Esa isla fue mi primer secreto.
El segundo viaje fue mucho más largo que el primero. Atravesé lentamente por un desierto azul, condenado a morir de sed cuando estaba rodeado de agua. Fueron semanas y meses largos. Paso a paso, dejé de ser, me debilité hasta el punto de moverme automáticamente, sin pensar, sin sentir. Mi cabeza se limitaba a escuchar el agua, en búsqueda nuevas arenas por conquistar cuando yo estaba siendo el conquistado por el mar.
La segunda isla llegó sola, cuando mi cabeza dejó de estar pendiente de lo que ocurría en este mundo. Solo sé que desperté bajo la lluvia más dulce de mi vida, sobre la arena más cómoda del mundo. Arena roja. Cuando me levanté lo supe: Había naufragado en el paraíso.
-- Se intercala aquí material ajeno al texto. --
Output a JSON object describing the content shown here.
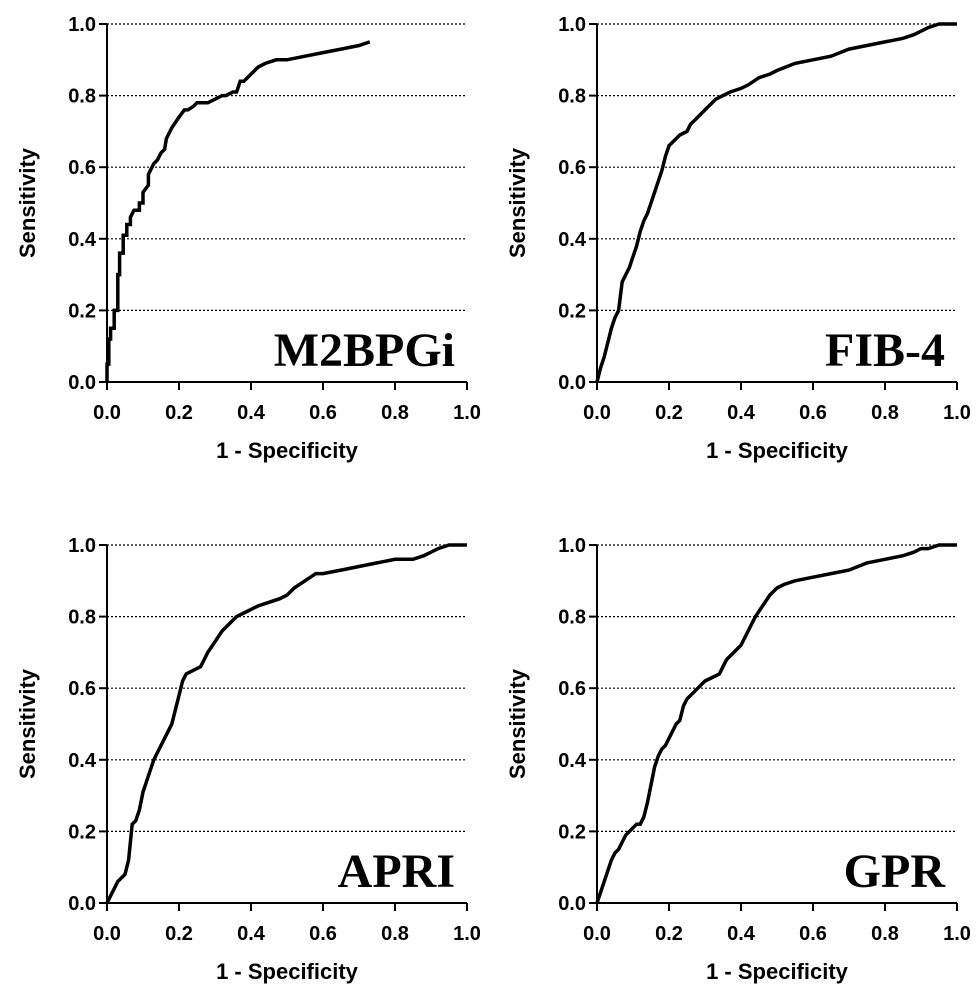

Mucho más grande y abundante que la anterior, esta isla tenía todo lo necesario para una cómoda susbsitencia. Los árboles frutales eran abundantes, la fauna marítima abundante. Todo el terreno se planteaba al rededor de un majestuoso volcán que permanecía dormido. El tercer día de la tercera semana subí a la cima. Allí descubrí que la cara sur de la isla guardaba la humedad las nubes que llegan por el sur y chocan contra el volcán, de esa cara se podía encontrar una pequeña fuente de agua potable. Le puse nombre al lugar y bajé por la ladera austral. Allí me di mi primer baño en mucho tiempo, justo antes de establecer el campamento. Viví comodamente en aquella isla durante varias lunas.
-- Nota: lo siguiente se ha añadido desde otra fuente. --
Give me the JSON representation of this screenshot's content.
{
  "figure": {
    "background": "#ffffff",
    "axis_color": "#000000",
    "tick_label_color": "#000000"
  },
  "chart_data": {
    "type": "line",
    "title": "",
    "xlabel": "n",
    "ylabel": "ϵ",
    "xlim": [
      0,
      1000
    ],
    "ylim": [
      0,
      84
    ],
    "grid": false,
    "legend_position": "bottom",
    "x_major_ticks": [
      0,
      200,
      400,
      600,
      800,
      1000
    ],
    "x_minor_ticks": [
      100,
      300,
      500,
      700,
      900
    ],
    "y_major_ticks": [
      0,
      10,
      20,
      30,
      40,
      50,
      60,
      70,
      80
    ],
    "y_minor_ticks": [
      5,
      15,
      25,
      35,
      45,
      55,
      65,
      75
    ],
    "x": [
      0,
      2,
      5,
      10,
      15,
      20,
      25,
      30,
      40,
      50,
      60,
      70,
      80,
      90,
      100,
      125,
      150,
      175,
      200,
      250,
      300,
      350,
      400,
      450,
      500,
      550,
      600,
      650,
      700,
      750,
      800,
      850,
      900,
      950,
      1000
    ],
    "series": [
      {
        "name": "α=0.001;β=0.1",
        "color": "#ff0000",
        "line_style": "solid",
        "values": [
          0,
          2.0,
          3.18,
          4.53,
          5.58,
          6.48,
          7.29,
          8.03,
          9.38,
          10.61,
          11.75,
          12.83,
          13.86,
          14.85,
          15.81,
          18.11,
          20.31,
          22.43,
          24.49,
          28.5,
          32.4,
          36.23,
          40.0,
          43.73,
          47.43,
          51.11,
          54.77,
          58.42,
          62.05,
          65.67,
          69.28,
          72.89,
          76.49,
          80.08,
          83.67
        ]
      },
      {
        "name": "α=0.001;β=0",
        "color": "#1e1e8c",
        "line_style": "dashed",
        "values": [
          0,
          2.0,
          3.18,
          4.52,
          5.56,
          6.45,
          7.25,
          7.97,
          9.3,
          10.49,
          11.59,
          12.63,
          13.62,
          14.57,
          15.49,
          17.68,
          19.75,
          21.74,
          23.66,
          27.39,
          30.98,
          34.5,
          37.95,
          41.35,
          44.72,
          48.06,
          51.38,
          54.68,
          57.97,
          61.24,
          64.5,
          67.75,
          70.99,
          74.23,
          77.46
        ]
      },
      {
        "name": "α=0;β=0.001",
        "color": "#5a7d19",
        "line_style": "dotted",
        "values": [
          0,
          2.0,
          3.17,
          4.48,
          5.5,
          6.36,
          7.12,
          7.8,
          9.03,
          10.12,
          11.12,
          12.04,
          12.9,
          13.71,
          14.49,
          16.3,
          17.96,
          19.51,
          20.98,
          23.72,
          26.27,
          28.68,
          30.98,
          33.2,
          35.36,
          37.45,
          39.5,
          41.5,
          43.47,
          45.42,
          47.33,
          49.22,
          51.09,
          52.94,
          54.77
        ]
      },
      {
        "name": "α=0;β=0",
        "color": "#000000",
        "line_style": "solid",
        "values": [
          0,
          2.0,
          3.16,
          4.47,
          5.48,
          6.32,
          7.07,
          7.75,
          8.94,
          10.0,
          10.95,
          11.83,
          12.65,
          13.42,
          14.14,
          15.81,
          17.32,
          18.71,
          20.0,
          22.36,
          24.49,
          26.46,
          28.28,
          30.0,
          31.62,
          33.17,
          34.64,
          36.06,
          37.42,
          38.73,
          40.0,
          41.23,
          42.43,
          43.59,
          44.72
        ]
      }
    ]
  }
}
Sin embargo los meses pasaban, y cada vez me sentía más aburrido, y por lo tanto, más solo. Tampoco había nadie viviendo ahí. Aquella abundancia que había aceptado con los brazos abiertos después de haber pasado varios meses en el hastío, ahora se había convertido en rutina y aburrimiento. Él único reto que me pudo haber ofrecido la isla fue el temblor de tierra que precedió el día de mi marcha. El volcán solo estaba durmiendo la siesta. Recogí todos los suministros que pude y me despedí agradeciendo al volcán o a lo que sea que me haya llevado hasta allí.
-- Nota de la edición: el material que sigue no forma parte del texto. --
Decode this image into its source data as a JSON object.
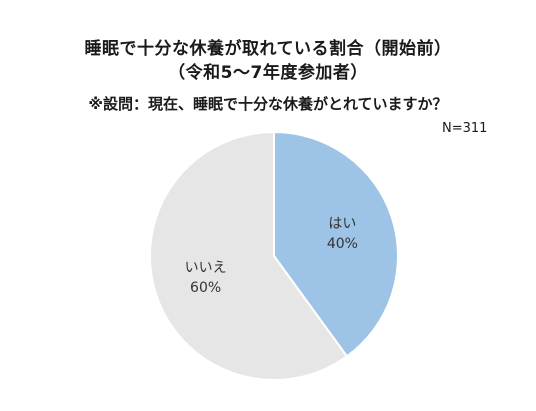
{
  "title_line1": "睡眠で十分な休養が取れている割合（開始前）",
  "title_line2": "（令和5～7年度参加者）",
  "subtitle": "※設問：現在、睡眠で十分な休養がとれていますか？",
  "n_label": "N=311",
  "chart_data": {
    "type": "pie",
    "categories": [
      "はい",
      "いいえ"
    ],
    "values": [
      40,
      60
    ],
    "value_labels": [
      "40%",
      "60%"
    ],
    "colors": [
      "#9dc3e6",
      "#e6e6e6"
    ],
    "start_angle": "12 o'clock",
    "direction": "clockwise"
  }
}
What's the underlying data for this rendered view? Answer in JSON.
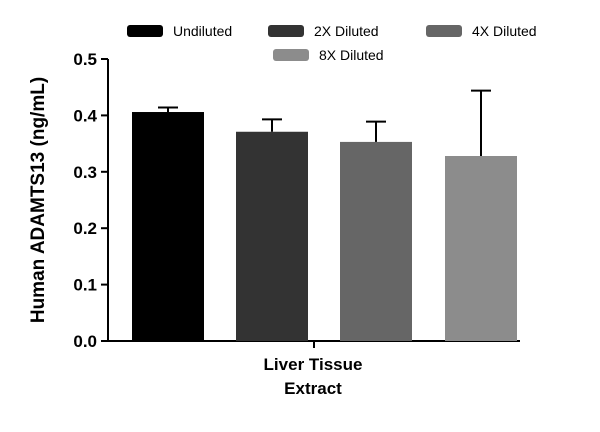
{
  "chart_data": {
    "type": "bar",
    "title": "",
    "xlabel": "",
    "ylabel": "Human ADAMTS13 (ng/mL)",
    "ylim": [
      0,
      0.5
    ],
    "yticks": [
      "0.0",
      "0.1",
      "0.2",
      "0.3",
      "0.4",
      "0.5"
    ],
    "ytick_values": [
      0,
      0.1,
      0.2,
      0.3,
      0.4,
      0.5
    ],
    "categories": [
      "Liver Tissue",
      "Extract"
    ],
    "grid": false,
    "legend_position": "top",
    "series": [
      {
        "name": "Undiluted",
        "value": 0.406,
        "error": 0.008,
        "color": "#000000"
      },
      {
        "name": "2X Diluted",
        "value": 0.371,
        "error": 0.022,
        "color": "#333333"
      },
      {
        "name": "4X Diluted",
        "value": 0.353,
        "error": 0.036,
        "color": "#666666"
      },
      {
        "name": "8X Diluted",
        "value": 0.328,
        "error": 0.116,
        "color": "#8c8c8c"
      }
    ]
  }
}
El viaje continuó, y aparecieron islas, piedras, atolones o islotes de todo tipo, pero ninguna como las anteriores. Las dudas acompañan el remar, y abundan sobretodo cuando llega la marea baja. No sé hacia donde voy o si viajo en círculos, pero creo que la deriva y el viento me llevan más lejos que mis propios brazos. Pienso en mis islas y hay veces que no las quiero, y sin embargo deseo al mismo tiempo tener dos, tres o tres cientas más.
¿Qué tan rico soy si teniendo dos islas, al mismo tiempo no tengo ninguna?
"Naciste para volar" me contesto, cada noche de luna llena.